Module 3 learning log – thoughts on cursive in this digital world

My son, who is 10, complained this morning because he doesn’t understand why we have to learn cursive.  He said that it looks like “meaningless spaghetti”.  Mentioning the print letters on his Facebook page, in books, and the Yahoo page in front of me during our conversation, he said it didn’t make sense to learn another script that we don’t ever use.  I agreed – it doesn’t make much sense because cursive is becoming pretty obsolete.  Unless we are signing official documents, when do we ever use cursive in our daily lives?  

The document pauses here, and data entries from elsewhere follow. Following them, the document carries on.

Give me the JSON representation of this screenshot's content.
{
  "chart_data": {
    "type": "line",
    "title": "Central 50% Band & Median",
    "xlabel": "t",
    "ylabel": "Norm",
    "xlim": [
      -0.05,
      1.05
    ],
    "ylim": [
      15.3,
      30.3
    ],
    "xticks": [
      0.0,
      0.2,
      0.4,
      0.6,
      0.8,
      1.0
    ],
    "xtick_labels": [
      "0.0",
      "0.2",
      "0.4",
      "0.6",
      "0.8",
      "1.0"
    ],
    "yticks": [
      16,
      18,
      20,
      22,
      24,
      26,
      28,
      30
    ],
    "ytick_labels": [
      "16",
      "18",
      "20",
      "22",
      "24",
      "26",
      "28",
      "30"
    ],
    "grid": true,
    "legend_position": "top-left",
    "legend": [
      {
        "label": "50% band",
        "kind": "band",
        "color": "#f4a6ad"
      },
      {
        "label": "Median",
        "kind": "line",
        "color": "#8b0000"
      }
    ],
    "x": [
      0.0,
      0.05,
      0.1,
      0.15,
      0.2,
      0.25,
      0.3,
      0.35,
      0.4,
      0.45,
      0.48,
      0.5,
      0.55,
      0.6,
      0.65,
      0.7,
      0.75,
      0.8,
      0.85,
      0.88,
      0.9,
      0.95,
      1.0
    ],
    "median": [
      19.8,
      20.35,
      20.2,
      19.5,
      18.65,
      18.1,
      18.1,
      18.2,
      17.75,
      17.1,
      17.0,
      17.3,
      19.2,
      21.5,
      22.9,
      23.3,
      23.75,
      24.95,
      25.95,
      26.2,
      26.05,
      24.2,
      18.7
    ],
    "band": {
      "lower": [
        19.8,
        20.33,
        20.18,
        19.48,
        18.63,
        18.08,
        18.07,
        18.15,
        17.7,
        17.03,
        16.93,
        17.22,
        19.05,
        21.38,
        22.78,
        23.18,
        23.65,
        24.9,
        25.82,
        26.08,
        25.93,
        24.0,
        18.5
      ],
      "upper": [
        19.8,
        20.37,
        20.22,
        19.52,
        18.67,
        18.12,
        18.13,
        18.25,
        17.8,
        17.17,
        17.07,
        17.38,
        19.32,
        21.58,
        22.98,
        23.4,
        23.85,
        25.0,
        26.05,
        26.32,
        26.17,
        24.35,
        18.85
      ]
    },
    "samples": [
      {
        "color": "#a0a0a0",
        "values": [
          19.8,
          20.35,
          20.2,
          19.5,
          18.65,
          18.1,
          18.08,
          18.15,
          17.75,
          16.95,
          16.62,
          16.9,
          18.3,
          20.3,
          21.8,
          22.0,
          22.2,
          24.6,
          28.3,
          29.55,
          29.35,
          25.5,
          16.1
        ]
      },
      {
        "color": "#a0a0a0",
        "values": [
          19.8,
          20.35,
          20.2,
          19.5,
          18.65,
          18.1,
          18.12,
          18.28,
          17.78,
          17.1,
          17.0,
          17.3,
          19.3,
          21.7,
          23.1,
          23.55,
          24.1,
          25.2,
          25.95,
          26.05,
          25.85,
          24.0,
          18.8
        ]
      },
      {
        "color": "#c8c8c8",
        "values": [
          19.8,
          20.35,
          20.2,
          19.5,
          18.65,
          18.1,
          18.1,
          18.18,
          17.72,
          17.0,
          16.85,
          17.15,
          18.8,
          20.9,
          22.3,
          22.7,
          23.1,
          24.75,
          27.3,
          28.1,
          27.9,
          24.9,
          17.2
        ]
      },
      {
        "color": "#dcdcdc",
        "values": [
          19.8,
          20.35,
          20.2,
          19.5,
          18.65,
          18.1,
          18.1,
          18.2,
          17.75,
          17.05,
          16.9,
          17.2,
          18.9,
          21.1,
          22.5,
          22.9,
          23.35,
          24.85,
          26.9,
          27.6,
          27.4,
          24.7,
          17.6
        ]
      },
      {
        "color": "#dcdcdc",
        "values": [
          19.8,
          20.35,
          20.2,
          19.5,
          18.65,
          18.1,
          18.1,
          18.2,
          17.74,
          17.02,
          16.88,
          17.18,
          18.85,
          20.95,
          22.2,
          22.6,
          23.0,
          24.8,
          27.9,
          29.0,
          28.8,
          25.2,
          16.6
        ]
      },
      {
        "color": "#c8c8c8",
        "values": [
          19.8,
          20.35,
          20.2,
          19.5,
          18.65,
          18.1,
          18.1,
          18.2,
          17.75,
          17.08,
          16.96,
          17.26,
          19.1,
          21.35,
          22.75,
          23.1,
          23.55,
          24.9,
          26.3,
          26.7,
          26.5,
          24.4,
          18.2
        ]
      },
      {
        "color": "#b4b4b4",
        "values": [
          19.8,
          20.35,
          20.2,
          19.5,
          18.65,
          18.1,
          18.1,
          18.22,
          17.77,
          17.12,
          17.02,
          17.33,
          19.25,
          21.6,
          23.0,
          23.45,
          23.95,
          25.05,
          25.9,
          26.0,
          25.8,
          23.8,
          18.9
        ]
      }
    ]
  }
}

Once upon a time our correspondences to family, friends, and so on were in cursive while our books and newspapers were in print.  But those days of writing hand-written letters are mostly gone.  Can anyone argue otherwise?  The majority of our correspondences and communication are electronic in nature – text, email, social media like Facebook and Twitter, Google+ and Myspace.  Unless one specifically chooses a cursive font for email (such as Blackadder or Edwardian Script) the default fonts will usually be Times New Roman, Helvetica, or Courier New – all print. 

It seems strange that in just my lifetime cursive has become almost obsolete.  Yet with the rise of email and now social media, it seems natural that cursive would be killed off.  It makes me wonder if, in my son’s lifetime, cursive will be extinct entirely.  With the future of digital technology will we even need hand-written signatures?  Passwords, codes, and maybe one day bio-technology will make it seem tedious and unnecessary to actually use your hand to sign a document. 

Any thoughts from this blogs followers???